La coincidencia en el tiempo ha convertido en episodios casi gemelos la retirada de EE UU de Afganistán y la conmemoración del vigésimo aniversario del 11-S. Abrumado por las críticas al caos que rodeó el repliegue, el presidente Joe Biden intenta ganarse el favor de los familiares de las víctimas de los atentados de Al Qaeda al firmar una orden ejecu-
tiva que ordena revisar documentos todavía secretos de la investigación gubernamental de los ataques a las Torres Gemelas y el Pentágono, con la intención de desclasificarlos. El movimiento se produce en vísperas de la conmemoración de la efeméride, pero tras el gesto alienta también la intención de cerrar el capítulo afgano. El vínculo entre ambos acontecimientos es indisoluble -EE UU intervino en Afganistán en 2001 en busca de los terroristas de Al Qaeda-, aunque el decreto firmado hoy responde en concreto a la petición de más de 1,600 familiares de las casi 3,000 víctimas mortales de los ataques, para que desclasifique información confidencial. Según un comunicado emitido por la Casa Blanca, Biden se ha dirigido al fiscal general, Merrick Garland, y otros organismos implicados para que procedan a la desclasificación “en un plazo de seis meses”.

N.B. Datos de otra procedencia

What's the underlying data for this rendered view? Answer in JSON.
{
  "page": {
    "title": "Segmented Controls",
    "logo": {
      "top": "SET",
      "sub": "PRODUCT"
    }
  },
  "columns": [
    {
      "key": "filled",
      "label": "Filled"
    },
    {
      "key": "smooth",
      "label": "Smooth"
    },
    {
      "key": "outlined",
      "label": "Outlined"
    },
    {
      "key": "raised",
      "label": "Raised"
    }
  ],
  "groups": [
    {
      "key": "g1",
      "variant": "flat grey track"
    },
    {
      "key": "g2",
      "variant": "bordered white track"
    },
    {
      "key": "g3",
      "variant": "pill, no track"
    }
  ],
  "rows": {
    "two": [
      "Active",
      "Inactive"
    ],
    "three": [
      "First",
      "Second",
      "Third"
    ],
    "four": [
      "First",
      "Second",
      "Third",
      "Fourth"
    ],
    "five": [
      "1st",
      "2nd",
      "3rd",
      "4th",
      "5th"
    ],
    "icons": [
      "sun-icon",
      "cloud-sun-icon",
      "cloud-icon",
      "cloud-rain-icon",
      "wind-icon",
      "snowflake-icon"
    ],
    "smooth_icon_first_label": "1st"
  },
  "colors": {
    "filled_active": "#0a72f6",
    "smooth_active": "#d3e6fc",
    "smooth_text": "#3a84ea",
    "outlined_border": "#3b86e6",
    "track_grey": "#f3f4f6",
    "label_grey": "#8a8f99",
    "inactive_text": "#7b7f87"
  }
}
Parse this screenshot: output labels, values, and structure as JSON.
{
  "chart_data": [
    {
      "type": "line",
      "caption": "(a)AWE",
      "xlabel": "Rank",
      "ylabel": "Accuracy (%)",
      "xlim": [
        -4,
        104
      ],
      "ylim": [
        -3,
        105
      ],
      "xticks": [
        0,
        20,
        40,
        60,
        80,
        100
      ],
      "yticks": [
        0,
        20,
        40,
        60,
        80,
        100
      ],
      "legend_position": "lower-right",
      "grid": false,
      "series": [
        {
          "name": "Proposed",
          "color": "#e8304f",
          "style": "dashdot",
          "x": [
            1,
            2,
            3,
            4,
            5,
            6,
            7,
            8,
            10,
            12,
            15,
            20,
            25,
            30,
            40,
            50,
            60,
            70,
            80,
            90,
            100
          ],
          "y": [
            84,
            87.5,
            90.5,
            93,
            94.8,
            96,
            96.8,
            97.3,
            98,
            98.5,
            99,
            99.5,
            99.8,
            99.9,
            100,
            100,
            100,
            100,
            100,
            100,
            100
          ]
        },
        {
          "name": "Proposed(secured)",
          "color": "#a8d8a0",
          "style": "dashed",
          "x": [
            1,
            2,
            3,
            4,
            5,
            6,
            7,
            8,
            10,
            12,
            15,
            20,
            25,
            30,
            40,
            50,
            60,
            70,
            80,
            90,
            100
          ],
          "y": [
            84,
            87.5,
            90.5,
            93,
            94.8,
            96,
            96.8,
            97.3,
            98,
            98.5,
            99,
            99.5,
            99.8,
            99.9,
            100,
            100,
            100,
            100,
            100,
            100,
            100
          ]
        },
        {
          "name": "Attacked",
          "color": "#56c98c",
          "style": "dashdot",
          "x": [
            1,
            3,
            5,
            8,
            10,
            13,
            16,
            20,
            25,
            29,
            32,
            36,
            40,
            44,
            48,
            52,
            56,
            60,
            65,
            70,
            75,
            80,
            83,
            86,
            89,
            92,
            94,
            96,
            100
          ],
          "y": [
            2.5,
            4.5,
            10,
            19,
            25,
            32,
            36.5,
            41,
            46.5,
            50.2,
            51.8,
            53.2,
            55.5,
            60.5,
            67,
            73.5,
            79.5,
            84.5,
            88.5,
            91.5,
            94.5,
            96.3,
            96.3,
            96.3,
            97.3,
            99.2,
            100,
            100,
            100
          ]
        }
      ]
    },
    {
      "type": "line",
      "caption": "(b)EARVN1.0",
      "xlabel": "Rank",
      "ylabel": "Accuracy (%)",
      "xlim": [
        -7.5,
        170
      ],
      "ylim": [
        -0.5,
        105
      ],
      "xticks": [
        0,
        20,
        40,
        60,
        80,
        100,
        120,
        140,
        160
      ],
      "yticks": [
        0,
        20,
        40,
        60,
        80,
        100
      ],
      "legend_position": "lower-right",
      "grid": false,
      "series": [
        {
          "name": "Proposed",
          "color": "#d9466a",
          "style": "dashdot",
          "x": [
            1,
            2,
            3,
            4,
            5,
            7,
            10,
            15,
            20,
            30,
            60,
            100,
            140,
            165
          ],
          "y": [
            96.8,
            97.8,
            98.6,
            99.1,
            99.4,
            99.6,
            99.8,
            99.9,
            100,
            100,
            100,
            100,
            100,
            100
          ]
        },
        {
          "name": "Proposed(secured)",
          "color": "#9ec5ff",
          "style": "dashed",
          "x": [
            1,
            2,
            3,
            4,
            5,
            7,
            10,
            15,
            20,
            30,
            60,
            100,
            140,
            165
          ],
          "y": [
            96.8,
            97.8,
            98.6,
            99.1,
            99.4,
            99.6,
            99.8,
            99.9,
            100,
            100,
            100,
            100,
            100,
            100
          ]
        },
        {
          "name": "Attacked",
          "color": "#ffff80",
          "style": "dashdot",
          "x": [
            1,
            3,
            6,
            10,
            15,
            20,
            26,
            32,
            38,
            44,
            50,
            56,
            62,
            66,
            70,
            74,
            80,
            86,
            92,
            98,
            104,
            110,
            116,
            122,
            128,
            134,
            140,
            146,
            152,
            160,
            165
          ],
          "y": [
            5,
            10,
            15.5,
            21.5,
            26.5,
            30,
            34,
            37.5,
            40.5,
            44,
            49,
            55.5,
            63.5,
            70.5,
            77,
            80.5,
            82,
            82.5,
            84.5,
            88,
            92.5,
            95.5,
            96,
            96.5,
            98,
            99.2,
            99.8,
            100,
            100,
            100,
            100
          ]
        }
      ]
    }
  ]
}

“No debemos olvidar nunca el dolor permanente de las familias y los seres queridos de los 2.977 inocentes que murieron en el peor atentado terrorista de nuestra historia. Para ellos, no solo fue
una tragedia nacional e internacional. Fue un drama personal”, ha recordado Biden. Familiares y amigos de centenares de víctimas habían advertido al mandatario que no sería bien recibido en Nueva York, durante los actos conmemorativos, si no lo hacía. La firma del decreto obedece también, según el comunicado, a una de sus promesas de campaña. Hace exactamente un mes, el Departamento de Justicia anunció que el FBI había decidido revisar los documentos sobre el 11-S para “hallar información adicional que pueda divulgarse lo antes posible”. Los familiares de las víctimas habían reclamado poco antes la publicación de todos los documentos que demuestran la implicación de Arabia Saudí en los ataques. En el alero está la tradicional alianza, no exenta de tiranteces, entre los dos países, en la que la Administración de Joe Biden parece haber impreso un giro.